Махтумкули пристроил младенца на груди, и нежность сжала ему горло. И он посмотрел на скалу, где должна была расти арча. Он посмотрел туда в надежде увидеть ликующего мальчика, будущего шахира, на долю которого выпадет дальняя дорога по землям, народам, чудесам.
Махтумкули вздохнул полной грудью — арча росла себе на прежнем месте, а возле арчи стоял человек. Не мальчик. Девушка.
Орлиные глаза мергена и в старости не потеряли остроты. Махтумкули понял, что ошибся. Это была не девушка. Это была его Менгли.
— Она пришла! — сказал он себе. — Она — пришла!
…Он быстро уходил к аулу, повторяя, как маленький: "Она пришла!"
31
— Ты куда, Махтумкули? — спрашивали люди, видя, как седлает коня и готовится в путь шахир.
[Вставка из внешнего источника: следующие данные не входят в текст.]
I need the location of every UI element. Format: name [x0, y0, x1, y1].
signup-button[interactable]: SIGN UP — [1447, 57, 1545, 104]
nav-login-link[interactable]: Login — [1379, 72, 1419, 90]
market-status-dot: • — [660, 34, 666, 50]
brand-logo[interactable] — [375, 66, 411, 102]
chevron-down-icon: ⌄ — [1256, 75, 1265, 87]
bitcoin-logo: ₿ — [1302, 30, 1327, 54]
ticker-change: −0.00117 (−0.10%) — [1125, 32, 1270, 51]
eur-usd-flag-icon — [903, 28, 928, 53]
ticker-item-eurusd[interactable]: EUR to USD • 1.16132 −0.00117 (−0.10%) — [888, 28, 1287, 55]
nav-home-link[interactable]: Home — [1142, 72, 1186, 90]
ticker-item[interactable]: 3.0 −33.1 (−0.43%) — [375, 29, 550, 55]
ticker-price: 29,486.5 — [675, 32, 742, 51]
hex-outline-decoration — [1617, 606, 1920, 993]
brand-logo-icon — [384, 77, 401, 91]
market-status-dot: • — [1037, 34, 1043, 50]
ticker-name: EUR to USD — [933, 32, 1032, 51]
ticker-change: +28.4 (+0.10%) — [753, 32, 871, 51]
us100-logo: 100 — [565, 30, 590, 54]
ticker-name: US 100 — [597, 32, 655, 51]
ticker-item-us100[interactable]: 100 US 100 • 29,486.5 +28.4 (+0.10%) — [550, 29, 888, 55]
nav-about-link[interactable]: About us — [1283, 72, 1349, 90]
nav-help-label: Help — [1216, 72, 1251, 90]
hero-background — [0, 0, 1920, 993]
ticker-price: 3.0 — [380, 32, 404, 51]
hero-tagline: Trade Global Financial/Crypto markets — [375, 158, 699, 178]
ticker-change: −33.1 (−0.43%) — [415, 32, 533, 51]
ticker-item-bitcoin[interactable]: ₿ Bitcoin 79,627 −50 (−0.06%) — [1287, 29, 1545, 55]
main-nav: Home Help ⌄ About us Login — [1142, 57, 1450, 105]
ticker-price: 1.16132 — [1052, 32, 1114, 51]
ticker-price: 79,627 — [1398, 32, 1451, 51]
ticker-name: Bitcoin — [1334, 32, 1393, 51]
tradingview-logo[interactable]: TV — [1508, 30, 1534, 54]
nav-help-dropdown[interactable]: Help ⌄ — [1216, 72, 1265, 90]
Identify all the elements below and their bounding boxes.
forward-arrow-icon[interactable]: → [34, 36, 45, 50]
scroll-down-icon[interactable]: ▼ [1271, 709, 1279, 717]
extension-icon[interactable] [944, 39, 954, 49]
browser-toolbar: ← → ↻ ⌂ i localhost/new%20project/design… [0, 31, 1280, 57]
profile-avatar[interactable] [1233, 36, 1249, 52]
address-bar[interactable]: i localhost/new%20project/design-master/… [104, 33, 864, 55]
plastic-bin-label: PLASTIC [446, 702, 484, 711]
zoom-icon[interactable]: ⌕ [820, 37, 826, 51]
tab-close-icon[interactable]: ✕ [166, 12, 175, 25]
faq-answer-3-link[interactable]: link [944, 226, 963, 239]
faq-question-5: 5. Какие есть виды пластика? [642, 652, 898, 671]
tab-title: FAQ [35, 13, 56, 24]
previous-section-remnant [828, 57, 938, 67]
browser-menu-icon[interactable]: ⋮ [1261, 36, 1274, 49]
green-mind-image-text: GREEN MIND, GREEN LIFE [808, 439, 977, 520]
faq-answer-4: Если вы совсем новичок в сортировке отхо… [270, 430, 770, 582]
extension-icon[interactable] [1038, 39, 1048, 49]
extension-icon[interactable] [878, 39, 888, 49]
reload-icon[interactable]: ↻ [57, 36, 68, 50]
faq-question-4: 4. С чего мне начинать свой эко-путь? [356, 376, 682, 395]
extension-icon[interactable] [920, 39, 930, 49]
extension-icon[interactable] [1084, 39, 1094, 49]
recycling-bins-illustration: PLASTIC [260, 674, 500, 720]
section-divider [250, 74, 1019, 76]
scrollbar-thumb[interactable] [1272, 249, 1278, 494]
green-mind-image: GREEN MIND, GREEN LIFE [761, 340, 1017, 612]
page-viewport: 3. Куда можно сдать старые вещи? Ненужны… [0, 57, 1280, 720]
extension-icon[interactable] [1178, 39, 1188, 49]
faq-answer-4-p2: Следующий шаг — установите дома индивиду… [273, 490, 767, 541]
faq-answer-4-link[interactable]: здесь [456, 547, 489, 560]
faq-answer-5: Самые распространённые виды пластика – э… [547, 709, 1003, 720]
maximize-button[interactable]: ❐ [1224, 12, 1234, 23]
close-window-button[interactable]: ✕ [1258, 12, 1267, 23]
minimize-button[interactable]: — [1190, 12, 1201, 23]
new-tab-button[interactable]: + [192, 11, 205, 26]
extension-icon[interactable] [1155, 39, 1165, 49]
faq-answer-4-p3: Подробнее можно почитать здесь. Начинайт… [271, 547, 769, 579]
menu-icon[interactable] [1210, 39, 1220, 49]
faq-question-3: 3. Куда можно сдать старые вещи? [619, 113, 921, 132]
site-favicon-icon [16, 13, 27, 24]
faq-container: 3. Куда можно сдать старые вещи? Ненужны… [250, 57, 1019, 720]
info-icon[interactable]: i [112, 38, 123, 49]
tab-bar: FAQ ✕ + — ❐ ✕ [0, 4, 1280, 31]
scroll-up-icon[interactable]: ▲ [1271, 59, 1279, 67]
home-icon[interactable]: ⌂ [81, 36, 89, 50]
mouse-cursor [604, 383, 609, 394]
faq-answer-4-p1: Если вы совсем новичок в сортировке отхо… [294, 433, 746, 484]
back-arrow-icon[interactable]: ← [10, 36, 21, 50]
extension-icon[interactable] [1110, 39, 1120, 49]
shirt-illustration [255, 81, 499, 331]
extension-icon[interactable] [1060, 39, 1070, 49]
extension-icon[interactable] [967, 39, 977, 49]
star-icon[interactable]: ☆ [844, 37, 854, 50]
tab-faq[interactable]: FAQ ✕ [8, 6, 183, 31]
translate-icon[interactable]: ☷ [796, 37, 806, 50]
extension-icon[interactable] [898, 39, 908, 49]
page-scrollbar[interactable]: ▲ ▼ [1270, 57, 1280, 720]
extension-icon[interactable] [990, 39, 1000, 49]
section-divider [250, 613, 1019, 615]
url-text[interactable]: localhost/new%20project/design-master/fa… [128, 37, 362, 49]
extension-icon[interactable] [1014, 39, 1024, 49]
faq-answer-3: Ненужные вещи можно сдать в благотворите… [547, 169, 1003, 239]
— Я еду ко всем туркменам! — отвечал он. — Прошу вас, люди, приглядите за моим ягненком. Его еще молоком надо поить.
Ехал Махтумкули от аула к аулу и всюду пел свою любимую и самую главную песню о будущем родины: "Овеяна ширь от хазарских зыбей до глади Джейхуна ветрами Туркмении".
И вот сидел он на ковре ишана Акмурада, того самого, с которым соперничал в детстве, в мектебе своего отца Азади.
Ишан был рад встрече. Подарил Махтумкули халат и шапку, саблю с серебряной рукояткой.
— Твой призыв, Махтумкули, замечательный, — говорил Акмурад. — Давно пора моллам и всем улемам призывать туркмен к единению. Только всеобщая дружба избавит народ от разбоя, от самоуправства беков и ханов.
Оба постаревшие, но далеко еще не старики, они понравились друг другу.
— Может, посостязаемся в прыжках в высоту? — смеясь, предложил Акмурад.